Bug 1360421
Summary: | rhel-osp-director: Attempted to scale +1 compute after upgrade 8.0->9.0, without "openstack baremetal configure boot" - the setup is in a bad state, can't fix. | ||
---|---|---|---|
Product: | Red Hat OpenStack | Reporter: | Alexander Chuzhoy <sasha> |
Component: | rhosp-director | Assignee: | Brad P. Crochet <brad> |
Status: | CLOSED WONTFIX | QA Contact: | Omri Hochman <ohochman> |
Severity: | high | Docs Contact: | |
Priority: | medium | ||
Version: | 9.0 (Mitaka) | CC: | bnemec, dbecker, jason.dobies, jcoufal, mburns, morazi, rhel-osp-director-maint, tvignaud |
Target Milestone: | ga | Keywords: | Triaged |
Target Release: | 9.0 (Mitaka) | ||
Hardware: | Unspecified | ||
OS: | Unspecified | ||
Whiteboard: | |||
Fixed In Version: | Doc Type: | If docs needed, set a value | |
Doc Text: | Story Points: | --- | |
Clone Of: | Environment: | ||
Last Closed: | 2016-08-02 13:21:47 UTC | Type: | Bug |
Regression: | --- | Mount Type: | --- |
Documentation: | --- | CRM: | |
Verified Versions: | Category: | --- | |
oVirt Team: | --- | RHEL 7.3 requirements from Atomic Host: | |
Cloudforms Team: | --- | Target Upstream Version: | |
Embargoed: |
Description
Alexander Chuzhoy
2016-07-26 17:03:26 UTC
On further review, this looks like we are putting the cloud in a bad state and then trying to scale out. Should this get a more similar treatment to: https://bugzilla.redhat.com/show_bug.cgi?id=1356777 re: can we document 'make sure the cloud is in a reasonable state before trying scale, update, or upgrade type operations'? The concerning thing here is that forgetting to run configure boot can leave your cloud in an unrecoverable state (this is also an example of why validation errors should be fatal by default...).
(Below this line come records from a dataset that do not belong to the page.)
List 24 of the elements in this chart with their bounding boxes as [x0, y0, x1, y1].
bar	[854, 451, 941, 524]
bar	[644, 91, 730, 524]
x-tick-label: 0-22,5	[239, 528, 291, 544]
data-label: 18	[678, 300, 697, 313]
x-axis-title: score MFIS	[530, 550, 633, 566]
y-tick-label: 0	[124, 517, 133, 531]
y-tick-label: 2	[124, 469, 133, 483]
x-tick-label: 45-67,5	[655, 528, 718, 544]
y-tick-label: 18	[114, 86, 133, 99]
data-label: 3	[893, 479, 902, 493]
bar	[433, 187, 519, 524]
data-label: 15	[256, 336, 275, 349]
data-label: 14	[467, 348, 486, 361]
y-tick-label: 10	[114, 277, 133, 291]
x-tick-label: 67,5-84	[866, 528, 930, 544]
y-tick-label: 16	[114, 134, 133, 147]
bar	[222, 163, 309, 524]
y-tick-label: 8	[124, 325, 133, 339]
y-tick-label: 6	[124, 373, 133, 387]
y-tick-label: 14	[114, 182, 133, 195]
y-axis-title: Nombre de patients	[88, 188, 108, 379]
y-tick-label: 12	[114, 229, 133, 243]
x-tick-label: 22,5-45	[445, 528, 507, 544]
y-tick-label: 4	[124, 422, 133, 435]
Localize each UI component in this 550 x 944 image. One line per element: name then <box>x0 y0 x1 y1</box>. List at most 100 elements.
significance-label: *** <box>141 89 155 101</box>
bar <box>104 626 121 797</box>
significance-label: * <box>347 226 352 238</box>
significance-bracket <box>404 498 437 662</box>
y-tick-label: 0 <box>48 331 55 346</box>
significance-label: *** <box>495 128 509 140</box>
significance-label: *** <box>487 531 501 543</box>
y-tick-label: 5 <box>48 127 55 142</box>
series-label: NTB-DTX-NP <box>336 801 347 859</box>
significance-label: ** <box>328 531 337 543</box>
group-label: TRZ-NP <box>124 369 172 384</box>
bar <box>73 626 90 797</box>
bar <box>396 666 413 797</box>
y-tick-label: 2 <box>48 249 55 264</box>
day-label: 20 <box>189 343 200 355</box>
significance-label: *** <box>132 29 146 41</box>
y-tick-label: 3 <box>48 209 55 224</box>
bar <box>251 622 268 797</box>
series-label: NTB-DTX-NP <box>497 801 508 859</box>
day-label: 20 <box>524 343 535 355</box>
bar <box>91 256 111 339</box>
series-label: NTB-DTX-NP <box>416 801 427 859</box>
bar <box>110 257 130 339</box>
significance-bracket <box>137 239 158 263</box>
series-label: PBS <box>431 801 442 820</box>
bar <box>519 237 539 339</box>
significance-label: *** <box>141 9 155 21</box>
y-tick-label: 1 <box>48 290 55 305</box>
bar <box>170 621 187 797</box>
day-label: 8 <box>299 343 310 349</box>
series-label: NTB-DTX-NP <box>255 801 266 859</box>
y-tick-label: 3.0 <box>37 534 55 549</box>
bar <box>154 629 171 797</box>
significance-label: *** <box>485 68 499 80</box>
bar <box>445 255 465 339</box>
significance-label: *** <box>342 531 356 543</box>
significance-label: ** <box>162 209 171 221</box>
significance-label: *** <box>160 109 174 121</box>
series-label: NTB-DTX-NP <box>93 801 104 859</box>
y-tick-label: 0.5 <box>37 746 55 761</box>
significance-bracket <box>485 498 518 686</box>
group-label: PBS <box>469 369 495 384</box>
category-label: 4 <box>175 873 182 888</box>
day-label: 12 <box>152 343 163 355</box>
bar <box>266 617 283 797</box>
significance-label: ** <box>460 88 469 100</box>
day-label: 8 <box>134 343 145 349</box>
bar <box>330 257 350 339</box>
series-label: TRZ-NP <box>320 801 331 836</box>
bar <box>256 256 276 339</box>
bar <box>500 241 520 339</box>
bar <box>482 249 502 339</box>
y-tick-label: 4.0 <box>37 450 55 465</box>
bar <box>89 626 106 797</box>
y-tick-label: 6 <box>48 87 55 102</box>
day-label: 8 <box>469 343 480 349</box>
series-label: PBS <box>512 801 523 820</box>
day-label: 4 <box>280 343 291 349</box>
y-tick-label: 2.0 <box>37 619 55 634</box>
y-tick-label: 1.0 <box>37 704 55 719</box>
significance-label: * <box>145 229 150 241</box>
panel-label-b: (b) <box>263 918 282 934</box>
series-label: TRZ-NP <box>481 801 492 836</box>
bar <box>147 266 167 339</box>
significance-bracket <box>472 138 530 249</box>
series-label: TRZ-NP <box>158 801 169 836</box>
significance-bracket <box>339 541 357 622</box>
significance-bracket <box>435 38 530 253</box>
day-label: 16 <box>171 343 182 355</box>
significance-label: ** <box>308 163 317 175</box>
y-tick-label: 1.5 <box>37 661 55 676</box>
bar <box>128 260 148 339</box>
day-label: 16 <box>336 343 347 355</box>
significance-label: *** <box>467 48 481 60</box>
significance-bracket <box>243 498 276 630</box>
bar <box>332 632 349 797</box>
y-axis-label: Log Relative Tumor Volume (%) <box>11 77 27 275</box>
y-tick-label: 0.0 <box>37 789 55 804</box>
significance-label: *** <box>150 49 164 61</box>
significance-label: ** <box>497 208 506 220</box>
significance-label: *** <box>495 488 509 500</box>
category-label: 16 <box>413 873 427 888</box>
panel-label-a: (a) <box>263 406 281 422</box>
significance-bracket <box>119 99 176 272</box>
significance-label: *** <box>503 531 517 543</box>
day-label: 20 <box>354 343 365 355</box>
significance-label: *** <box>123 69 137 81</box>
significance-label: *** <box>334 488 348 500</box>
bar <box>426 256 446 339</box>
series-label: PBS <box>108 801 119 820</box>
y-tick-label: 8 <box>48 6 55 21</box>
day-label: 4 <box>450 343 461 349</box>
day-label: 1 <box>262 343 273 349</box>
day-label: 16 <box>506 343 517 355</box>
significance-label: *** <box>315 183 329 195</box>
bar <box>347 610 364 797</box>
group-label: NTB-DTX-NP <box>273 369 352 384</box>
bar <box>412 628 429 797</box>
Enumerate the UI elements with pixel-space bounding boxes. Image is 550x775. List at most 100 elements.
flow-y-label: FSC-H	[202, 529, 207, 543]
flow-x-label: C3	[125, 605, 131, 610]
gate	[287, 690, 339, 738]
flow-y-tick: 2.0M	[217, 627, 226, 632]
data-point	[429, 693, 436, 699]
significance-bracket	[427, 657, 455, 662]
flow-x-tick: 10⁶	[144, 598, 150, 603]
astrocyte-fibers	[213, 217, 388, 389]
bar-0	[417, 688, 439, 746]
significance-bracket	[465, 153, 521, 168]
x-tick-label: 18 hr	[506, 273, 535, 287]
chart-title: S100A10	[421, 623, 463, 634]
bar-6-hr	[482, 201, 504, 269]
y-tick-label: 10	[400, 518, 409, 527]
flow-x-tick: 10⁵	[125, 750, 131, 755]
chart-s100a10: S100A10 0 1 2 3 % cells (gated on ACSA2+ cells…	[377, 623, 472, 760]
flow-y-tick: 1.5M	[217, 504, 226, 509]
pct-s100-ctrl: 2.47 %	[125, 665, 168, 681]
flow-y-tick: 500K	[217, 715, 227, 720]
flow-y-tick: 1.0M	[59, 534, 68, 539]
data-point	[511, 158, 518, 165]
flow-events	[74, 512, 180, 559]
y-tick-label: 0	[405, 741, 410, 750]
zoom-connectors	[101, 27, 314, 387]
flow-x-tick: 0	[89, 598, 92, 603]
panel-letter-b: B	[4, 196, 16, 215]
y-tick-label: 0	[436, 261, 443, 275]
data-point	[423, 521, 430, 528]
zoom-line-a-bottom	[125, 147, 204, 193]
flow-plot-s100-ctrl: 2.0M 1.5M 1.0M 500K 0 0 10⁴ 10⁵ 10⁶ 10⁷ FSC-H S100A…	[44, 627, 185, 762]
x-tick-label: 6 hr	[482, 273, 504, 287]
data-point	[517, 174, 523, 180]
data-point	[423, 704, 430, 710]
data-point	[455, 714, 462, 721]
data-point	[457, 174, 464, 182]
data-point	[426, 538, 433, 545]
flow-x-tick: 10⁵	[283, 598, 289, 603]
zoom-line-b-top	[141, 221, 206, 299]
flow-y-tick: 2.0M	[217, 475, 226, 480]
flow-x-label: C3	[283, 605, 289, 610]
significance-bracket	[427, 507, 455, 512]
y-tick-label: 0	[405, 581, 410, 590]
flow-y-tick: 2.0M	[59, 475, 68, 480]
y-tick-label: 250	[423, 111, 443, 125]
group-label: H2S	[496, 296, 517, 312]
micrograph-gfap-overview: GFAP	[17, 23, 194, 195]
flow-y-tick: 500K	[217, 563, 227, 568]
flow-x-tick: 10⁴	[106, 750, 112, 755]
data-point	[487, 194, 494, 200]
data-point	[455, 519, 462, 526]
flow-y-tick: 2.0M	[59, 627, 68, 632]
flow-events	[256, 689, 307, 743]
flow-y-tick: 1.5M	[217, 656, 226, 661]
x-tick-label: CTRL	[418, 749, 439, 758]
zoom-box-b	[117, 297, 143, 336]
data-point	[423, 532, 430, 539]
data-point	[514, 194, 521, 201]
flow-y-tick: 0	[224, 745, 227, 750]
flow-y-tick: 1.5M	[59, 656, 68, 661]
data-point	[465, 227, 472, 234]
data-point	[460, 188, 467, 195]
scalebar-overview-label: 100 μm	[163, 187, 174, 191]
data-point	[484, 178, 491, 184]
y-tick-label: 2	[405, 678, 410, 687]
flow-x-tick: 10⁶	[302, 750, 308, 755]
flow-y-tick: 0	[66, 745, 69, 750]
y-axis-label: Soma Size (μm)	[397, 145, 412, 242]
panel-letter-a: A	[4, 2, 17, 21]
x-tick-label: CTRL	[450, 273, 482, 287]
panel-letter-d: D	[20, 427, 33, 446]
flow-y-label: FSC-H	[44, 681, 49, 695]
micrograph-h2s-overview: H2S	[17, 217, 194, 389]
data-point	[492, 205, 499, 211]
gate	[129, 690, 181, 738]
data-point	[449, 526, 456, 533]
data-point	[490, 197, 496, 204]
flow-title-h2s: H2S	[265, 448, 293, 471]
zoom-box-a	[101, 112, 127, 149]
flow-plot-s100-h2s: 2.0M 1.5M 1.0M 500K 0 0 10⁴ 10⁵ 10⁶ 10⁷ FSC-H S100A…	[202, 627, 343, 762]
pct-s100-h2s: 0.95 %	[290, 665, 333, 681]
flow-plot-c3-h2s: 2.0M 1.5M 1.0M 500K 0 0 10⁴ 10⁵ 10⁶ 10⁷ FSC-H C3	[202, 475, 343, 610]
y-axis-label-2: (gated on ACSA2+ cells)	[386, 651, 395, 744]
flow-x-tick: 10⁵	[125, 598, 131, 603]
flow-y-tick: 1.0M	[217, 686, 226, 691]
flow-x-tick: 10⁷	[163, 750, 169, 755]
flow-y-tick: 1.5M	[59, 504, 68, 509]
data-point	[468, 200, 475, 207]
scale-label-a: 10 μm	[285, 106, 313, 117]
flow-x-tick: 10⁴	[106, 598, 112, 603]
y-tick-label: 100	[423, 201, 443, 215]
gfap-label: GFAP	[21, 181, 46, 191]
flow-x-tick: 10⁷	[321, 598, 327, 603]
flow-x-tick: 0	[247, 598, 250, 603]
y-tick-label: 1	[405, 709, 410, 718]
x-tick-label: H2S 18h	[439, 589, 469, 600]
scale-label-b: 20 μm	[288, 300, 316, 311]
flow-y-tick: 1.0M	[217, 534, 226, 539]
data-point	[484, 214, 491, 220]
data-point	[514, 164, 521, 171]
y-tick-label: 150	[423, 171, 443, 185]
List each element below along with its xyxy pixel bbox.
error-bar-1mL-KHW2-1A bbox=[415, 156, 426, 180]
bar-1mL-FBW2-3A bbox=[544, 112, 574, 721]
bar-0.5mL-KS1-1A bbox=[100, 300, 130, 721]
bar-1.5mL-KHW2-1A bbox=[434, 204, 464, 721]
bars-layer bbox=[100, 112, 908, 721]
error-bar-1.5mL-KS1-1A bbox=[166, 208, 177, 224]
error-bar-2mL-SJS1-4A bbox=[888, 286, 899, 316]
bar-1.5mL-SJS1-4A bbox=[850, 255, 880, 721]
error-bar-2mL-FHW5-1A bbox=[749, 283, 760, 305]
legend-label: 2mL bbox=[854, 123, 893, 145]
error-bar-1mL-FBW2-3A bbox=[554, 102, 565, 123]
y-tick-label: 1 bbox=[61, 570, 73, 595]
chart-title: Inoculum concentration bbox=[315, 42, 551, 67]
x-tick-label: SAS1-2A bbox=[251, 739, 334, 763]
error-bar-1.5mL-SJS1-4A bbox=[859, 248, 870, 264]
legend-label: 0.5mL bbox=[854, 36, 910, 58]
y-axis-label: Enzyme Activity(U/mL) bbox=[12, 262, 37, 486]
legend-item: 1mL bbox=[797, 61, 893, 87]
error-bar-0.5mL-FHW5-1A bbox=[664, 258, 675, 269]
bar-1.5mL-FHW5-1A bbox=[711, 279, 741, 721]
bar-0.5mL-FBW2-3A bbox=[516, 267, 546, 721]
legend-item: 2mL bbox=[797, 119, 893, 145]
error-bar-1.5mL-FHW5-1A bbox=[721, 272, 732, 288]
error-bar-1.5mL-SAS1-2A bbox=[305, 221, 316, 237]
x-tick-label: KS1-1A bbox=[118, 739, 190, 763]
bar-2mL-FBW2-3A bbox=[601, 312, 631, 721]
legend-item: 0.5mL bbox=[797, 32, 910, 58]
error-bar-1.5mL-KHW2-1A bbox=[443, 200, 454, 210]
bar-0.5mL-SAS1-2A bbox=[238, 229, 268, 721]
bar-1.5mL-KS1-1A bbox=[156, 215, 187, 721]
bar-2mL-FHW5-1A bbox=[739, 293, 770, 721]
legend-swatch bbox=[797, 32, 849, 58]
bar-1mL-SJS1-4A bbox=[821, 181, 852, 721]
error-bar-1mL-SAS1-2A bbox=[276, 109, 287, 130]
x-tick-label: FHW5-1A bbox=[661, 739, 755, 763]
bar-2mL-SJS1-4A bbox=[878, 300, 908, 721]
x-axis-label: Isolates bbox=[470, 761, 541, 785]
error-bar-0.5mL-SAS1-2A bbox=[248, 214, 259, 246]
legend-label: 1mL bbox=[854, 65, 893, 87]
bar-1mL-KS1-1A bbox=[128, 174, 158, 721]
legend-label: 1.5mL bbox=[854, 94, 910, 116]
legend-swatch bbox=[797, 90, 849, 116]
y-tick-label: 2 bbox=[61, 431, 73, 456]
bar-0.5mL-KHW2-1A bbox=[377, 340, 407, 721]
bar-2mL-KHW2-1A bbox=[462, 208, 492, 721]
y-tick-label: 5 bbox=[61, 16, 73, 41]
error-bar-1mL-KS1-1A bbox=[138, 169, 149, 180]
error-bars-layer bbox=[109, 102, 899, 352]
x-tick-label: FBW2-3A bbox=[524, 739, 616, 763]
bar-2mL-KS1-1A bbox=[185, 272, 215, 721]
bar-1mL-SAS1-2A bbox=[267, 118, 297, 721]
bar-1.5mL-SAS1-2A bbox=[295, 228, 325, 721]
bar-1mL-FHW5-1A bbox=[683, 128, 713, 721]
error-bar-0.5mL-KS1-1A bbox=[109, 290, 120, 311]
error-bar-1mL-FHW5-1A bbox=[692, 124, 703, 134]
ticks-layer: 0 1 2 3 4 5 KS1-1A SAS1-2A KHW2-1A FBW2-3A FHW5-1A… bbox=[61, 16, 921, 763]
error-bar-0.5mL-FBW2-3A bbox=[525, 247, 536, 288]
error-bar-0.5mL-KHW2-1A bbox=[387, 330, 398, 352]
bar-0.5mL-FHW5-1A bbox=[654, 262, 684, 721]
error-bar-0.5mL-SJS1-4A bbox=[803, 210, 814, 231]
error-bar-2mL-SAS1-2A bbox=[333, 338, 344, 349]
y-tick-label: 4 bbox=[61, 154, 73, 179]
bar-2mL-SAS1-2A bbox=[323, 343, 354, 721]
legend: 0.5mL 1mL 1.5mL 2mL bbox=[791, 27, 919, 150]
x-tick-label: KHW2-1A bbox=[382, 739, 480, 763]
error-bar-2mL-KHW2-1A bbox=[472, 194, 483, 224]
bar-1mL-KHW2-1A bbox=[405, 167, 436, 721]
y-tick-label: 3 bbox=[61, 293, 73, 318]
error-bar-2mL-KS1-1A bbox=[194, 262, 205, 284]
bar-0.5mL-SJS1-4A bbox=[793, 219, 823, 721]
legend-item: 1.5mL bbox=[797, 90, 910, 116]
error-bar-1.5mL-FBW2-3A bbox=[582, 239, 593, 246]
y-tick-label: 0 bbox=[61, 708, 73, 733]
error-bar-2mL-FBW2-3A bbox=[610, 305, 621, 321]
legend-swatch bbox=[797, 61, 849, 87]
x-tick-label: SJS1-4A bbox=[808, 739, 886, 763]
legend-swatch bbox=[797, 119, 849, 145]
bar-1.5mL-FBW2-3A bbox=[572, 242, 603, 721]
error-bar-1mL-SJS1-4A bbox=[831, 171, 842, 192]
It _looks_ to me like this may have triggered a rebuild of all the existing nodes, based on the fact that the previously deployed instances have all gone to error state too (unless the initial deploy failed, in which case we are back to "make sure your cloud is in a consistent state", but it's not clear to me whether that's the case here). So I'm not sure we can call this a doc text-only bug, but it may very well be related to the node rebuild bug Brad is looking into and may be fixed when that one is. Closing this out for 9 as it represents an unlikely case. This can be addressed via a new bug for 10 to handle such CLI interactions. Note that I went ahead and pushed a patch upstream to make this sort of error fatal, so we won't mistakenly try to deploy when the nodes are in a bad state: https://review.openstack.org/349609 Hopefully that will at least help with similar situations in the future. |